シリーズ増えてますので、どれでもお好みで。ここは、シリーズ一番目だけ内容を挙げました。
山村浩二さんのアニメーションホームページはこちら。
http://www.yamamura-animation.jp/j-news.html
新作アニメーションの「”Parade” de Satie(サティの「パラード」)」見たいなぁ……
画家、イラストレーター・MAYA MAXXさんの絵本
とにかく絵が強いんですよね……。
だから、問答無用で子どもは惹きつけられます。
単純な色彩に、太い線。視覚が未発達な0歳児から、くっきり見えそうな、強い絵本。
説明が必要であるとも思えないのですが、Wikipediaから、Maya Maxxさんのプロフィールを引用させていただきます。
1993年以来毎年開催している個展をはじめ、よしもとばなな、山田詠美など小説の装丁画や絵本創作、CDジャケットデザイン等を手がけ]、若い世代からの支持も高い。フジテレビ系『ポンキッキーズ』やNHK教育テレビ『真剣10代しゃべり場』などテレビ番組にも出演、映画『ハチミツとクローバー』絵画指導など多方面で活動。
わたし的には、もう古本でしか手に入らないであろう、『ORPHAN』が一番好きなのですが。

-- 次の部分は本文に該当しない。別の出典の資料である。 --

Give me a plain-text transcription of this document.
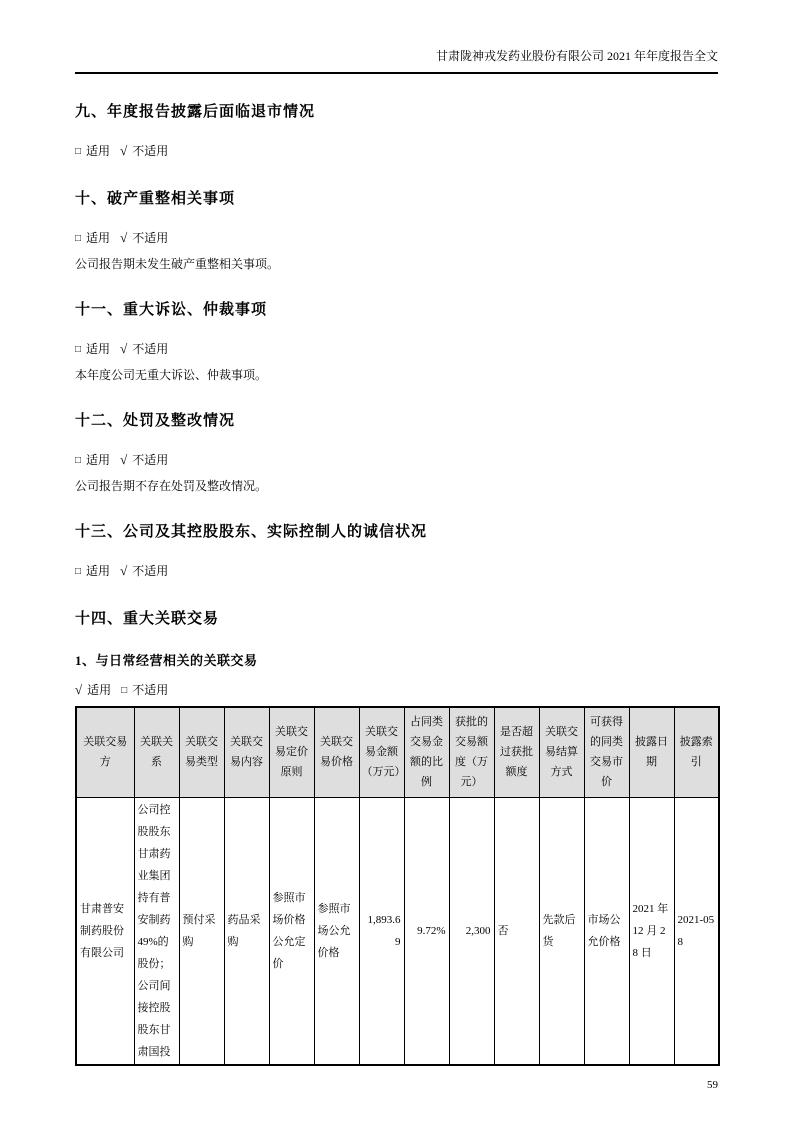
甘肃陇神戎发药业股份有限公司 2021 年年度报告全文
九、年度报告披露后面临退市情况
□ 适用 √ 不适用
十、破产重整相关事项
□ 适用 √ 不适用
公司报告期未发生破产重整相关事项。
十一、重大诉讼、仲裁事项
□ 适用 √ 不适用
本年度公司无重大诉讼、仲裁事项。
十二、处罚及整改情况
□ 适用 √ 不适用
公司报告期不存在处罚及整改情况。
十三、公司及其控股股东、实际控制人的诚信状况
□ 适用 √ 不适用
十四、重大关联交易
1、与日常经营相关的关联交易
√ 适用 □ 不适用
关联交易方	关联关系	关联交易类型	关联交易内容	关联交易定价原则	关联交易价格	关联交易金额（万元）	占同类交易金额的比例	获批的交易额度（万元）	是否超过获批额度	关联交易结算方式	可获得的同类交易市价	披露日期	披露索引
甘肃普安制药股份有限公司	公司控股股东甘肃药业集团持有普安制药49%的股份；公司间接控股股东甘肃国投	预付采购	药品采购	参照市场价格公允定价	参照市场公允价格	1,893.69	9.72%	2,300	否	先款后货	市场公允价格	2021 年 12 月 28 日	2021-058
59
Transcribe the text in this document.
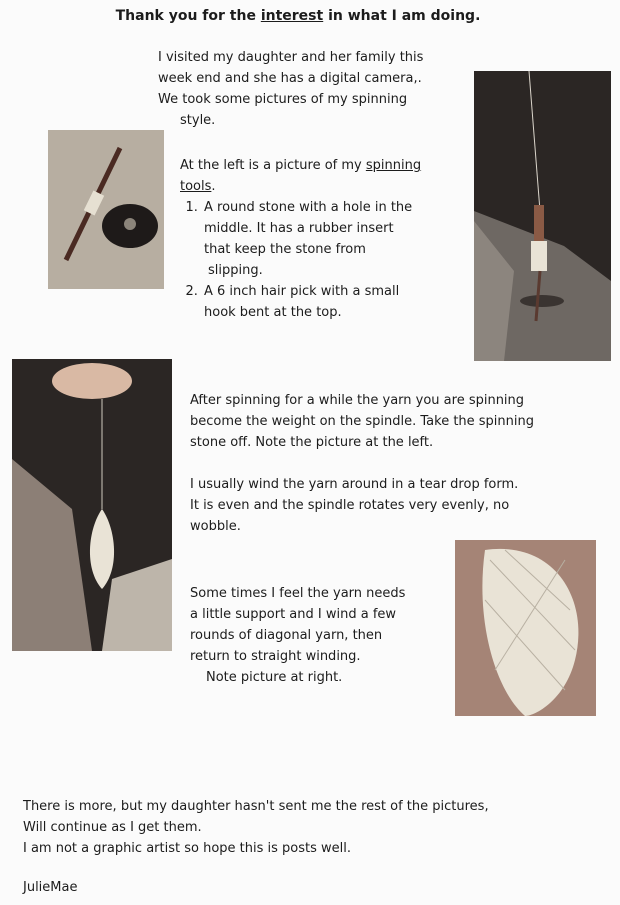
Thank you for the interest in what I am doing.

I visited my daughter and her family this

week end and she has a digital camera,.

We took some pictures of my spinning

style.

At the left is a picture of my spinning

tools.

1. A round stone with a hole in the
middle. It has a rubber insert
that keep the stone from
slipping.
2. A 6 inch hair pick with a small
hook bent at the top.

After spinning for a while the yarn you are spinning

become the weight on the spindle. Take the spinning

stone off. Note the picture at the left.

I usually wind the yarn around in a tear drop form.

It is even and the spindle rotates very evenly, no

wobble.

Some times I feel the yarn needs

a little support and I wind a few

rounds of diagonal yarn, then

return to straight winding.

Note picture at right.

There is more, but my daughter hasn't sent me the rest of the pictures,

Will continue as I get them.

I am not a graphic artist so hope this is posts well.

JulieMae
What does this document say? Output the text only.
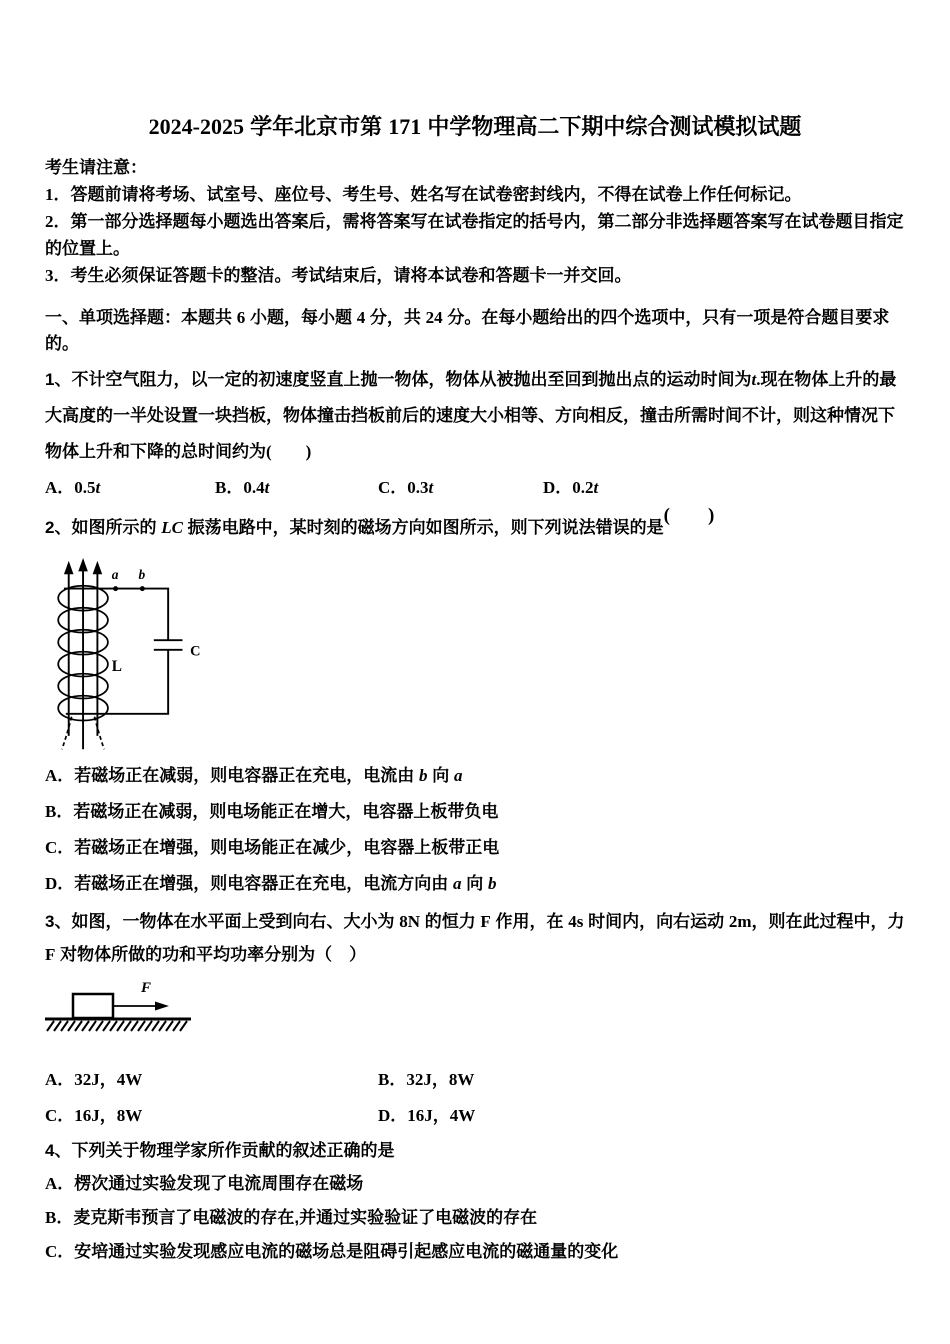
2024-2025 学年北京市第 171 中学物理高二下期中综合测试模拟试题

考生请注意：

1．答题前请将考场、试室号、座位号、考生号、姓名写在试卷密封线内，不得在试卷上作任何标记。

2．第一部分选择题每小题选出答案后，需将答案写在试卷指定的括号内，第二部分非选择题答案写在试卷题目指定的位置上。

3．考生必须保证答题卡的整洁。考试结束后，请将本试卷和答题卡一并交回。

一、单项选择题：本题共 6 小题，每小题 4 分，共 24 分。在每小题给出的四个选项中，只有一项是符合题目要求的。

1、不计空气阻力，以一定的初速度竖直上抛一物体，物体从被抛出至回到抛出点的运动时间为t.现在物体上升的最大高度的一半处设置一块挡板，物体撞击挡板前后的速度大小相等、方向相反，撞击所需时间不计，则这种情况下物体上升和下降的总时间约为(　　)

A．0.5t	B．0.4t	C．0.3t	D．0.2t

2、如图所示的 LC 振荡电路中，某时刻的磁场方向如图所示，则下列说法错误的是(　　)

a b
L
C

A．若磁场正在减弱，则电容器正在充电，电流由 b 向 a

B．若磁场正在减弱，则电场能正在增大，电容器上板带负电

C．若磁场正在增强，则电场能正在减少，电容器上板带正电

D．若磁场正在增强，则电容器正在充电，电流方向由 a 向 b

3、如图，一物体在水平面上受到向右、大小为 8N 的恒力 F 作用，在 4s 时间内，向右运动 2m，则在此过程中，力 F 对物体所做的功和平均功率分别为（　）

F
A．32J，4W	B．32J，8W
C．16J，8W	D．16J，4W

4、下列关于物理学家所作贡献的叙述正确的是

A．楞次通过实验发现了电流周围存在磁场

B．麦克斯韦预言了电磁波的存在,并通过实验验证了电磁波的存在

C．安培通过实验发现感应电流的磁场总是阻碍引起感应电流的磁通量的变化
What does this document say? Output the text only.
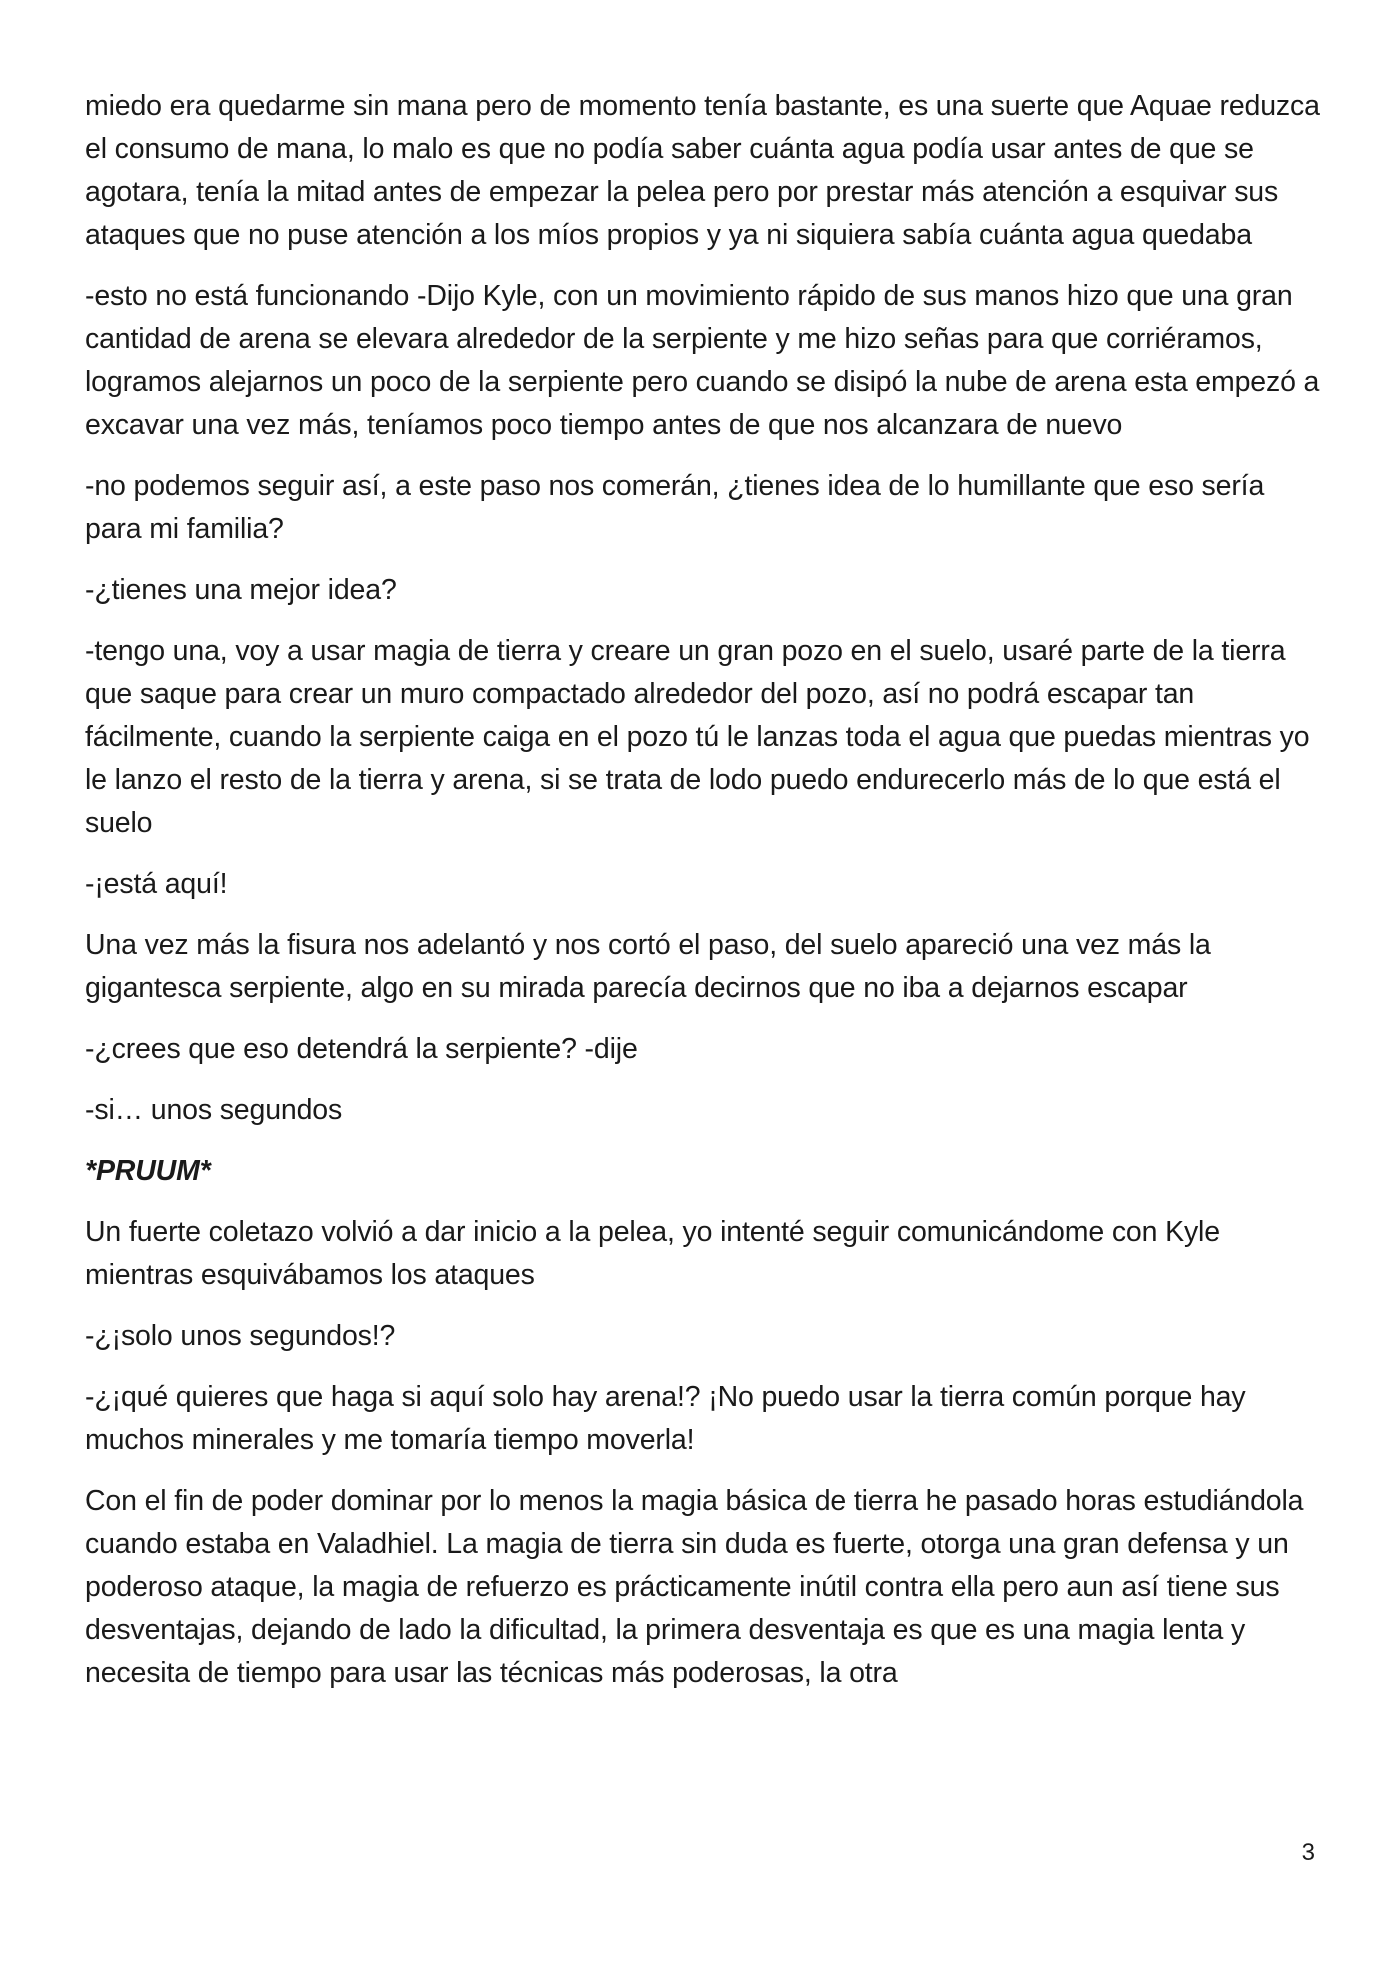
miedo era quedarme sin mana pero de momento tenía bastante, es una suerte que Aquae reduzca el consumo de mana, lo malo es que no podía saber cuánta agua podía usar antes de que se agotara, tenía la mitad antes de empezar la pelea pero por prestar más atención a esquivar sus ataques que no puse atención a los míos propios y ya ni siquiera sabía cuánta agua quedaba

-esto no está funcionando -Dijo Kyle, con un movimiento rápido de sus manos hizo que una gran cantidad de arena se elevara alrededor de la serpiente y me hizo señas para que corriéramos, logramos alejarnos un poco de la serpiente pero cuando se disipó la nube de arena esta empezó a excavar una vez más, teníamos poco tiempo antes de que nos alcanzara de nuevo

-no podemos seguir así, a este paso nos comerán, ¿tienes idea de lo humillante que eso sería para mi familia?

-¿tienes una mejor idea?

-tengo una, voy a usar magia de tierra y creare un gran pozo en el suelo, usaré parte de la tierra que saque para crear un muro compactado alrededor del pozo, así no podrá escapar tan fácilmente, cuando la serpiente caiga en el pozo tú le lanzas toda el agua que puedas mientras yo le lanzo el resto de la tierra y arena, si se trata de lodo puedo endurecerlo más de lo que está el suelo

-¡está aquí!

Una vez más la fisura nos adelantó y nos cortó el paso, del suelo apareció una vez más la gigantesca serpiente, algo en su mirada parecía decirnos que no iba a dejarnos escapar

-¿crees que eso detendrá la serpiente? -dije

-si… unos segundos

*PRUUM*

Un fuerte coletazo volvió a dar inicio a la pelea, yo intenté seguir comunicándome con Kyle mientras esquivábamos los ataques

-¿¡solo unos segundos!?

-¿¡qué quieres que haga si aquí solo hay arena!? ¡No puedo usar la tierra común porque hay muchos minerales y me tomaría tiempo moverla!

Con el fin de poder dominar por lo menos la magia básica de tierra he pasado horas estudiándola cuando estaba en Valadhiel. La magia de tierra sin duda es fuerte, otorga una gran defensa y un poderoso ataque, la magia de refuerzo es prácticamente inútil contra ella pero aun así tiene sus desventajas, dejando de lado la dificultad, la primera desventaja es que es una magia lenta y necesita de tiempo para usar las técnicas más poderosas, la otra

3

「もうSEXをすることができないのかな?」のフレーズが、長女が2歳までは読み聞かせできたけど、長女がもう少し大きくなって以降は、さすがに差し控えておりますです。
『ちゅっちゅっ』は単純で可愛い絵本。0歳からおすすめ〜。ついでに子どもにちゅーしたらむっちゃ喜びます〜
ある種の盛り上がりが(私の好きな『ORPHAN』的に)感動を呼ぶという意味では、下記の『しろねこしろちゃん』も、母にいいですよ。
この方の絵、本当に強いので、ほろっときます。
MAYA MAXXさんブログはこちら。
http://mayamaxxblog.blogspot.jp/
グラフィックデザイナー・堀内誠一さんの絵本『くまとりすのおやつ』
マガジンハウスの看板雑誌のロゴを多く手がけ、今でもそれが使われ続けているデザイナーさん。
Wikipediaからプロフィールを転載させていただきます。
東京都生まれ。(中略)1948年現代美術会展激励賞。(中略)1968年から翌1969年にかけては澁澤龍彦とともに季刊誌である「血と薔薇」を編集した。1974年フランスパリ郊外のアントニーに移住。パリ在住日本人向けミニコミ誌「イリフネ・デフネ」(現OVNI)創刊に参画。1981年まで定住。1987年に下咽頭癌により死去。享年54。彼がデザインした平凡出版(現マガジンハウス)の雑誌、「an・an」「POPEYE」「BRUTUS」「Olive」は現在もなお、そのロゴが使用されている。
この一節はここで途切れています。